Мужчина понял, что его вновь понесло, посмотрел на Эйна и томно выдохнул, – вот и поговорили.

Последний был внимательным слушателем. Это не раз пригождалось полубогу в налаживании контактов с далекими пигмеями. Умение воспринимать и постигать традиции, для их дальнейшей аккультурации. Слова четко улавливались его ушами, но взгляд был пристально уставлен на ровный строй муравьев, бегущих по дереву. Внутри их маленьких телец билась и пульсировала розоватая дымка. В траве и стволах – более тусклая. Охотник был окрашен в насыщенные, пурпурные цвета, приближенные к фиолетовому. Лишь несколько пятен внутри оставались смолисто чëрными, цепляли взгляд и становились занозами, подобно заметному человеческому уродству, то было уродство внутреннее. Избегая абстрактности, можно сказать, парень видел состояние тела мужчины. Чувствовал, как бьëтся его сердце и как легко его остановить.

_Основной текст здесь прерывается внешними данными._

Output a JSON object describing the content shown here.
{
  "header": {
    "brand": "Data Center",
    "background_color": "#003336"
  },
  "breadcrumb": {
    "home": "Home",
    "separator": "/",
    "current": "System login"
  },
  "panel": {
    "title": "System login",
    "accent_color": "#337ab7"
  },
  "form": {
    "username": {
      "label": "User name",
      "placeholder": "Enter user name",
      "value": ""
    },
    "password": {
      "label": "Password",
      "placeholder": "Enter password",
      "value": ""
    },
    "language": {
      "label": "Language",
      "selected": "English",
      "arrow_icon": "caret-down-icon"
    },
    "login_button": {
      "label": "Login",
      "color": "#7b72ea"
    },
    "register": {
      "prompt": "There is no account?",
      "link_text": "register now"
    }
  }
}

Он давно осознал в каком положении оказался и даже не предполагал, что ему делать. В глубине души Эйн понимал. Ему уже никогда не вернуться к прежней жизни, не встретить отца и друзей. Всë это время в тонусе его держала жестокая борьба за выживание в кошмарном лесу, а сейчас, выслушав рассказ охотника, осталась пустота. Он далеко не так представлял себе посмертие. Не так, как его пророчат проповедники на родине. Обычный мир, наполненный страданием и болью.

Имея в распоряжении бесконечный цикл перерождений что, в сути, является худшей формой бессмертия, он действительно начал упускать ценность жизни. Как ребенок, заполучивший желанную игрушку и тут же потерявший к ней интерес.

– Я не помню, как оказался в лесу. При мне были амулет и кольцо, даже памяти я лишился. – Эйна хватило лишь на жалкую ложь.

– Амулет, да? Славная побрякушка. Да только кольца на твоих пальцах я не видел. Даже на оторванных. А знаешь, как легко вычислить нежить? Она грезит воспоминаниями о прошлом, – его рука потянулась к ружью, что не могло остаться незамеченным. Не излишне будет сказать, в такие моменты Эйн ненавидел свою поспешность. Выставив имущество на показ, он допер: «Неужели его не видно? Да, появление украшений и для меня оставалось загадкой, нет, остается до самых пор, но даже так…»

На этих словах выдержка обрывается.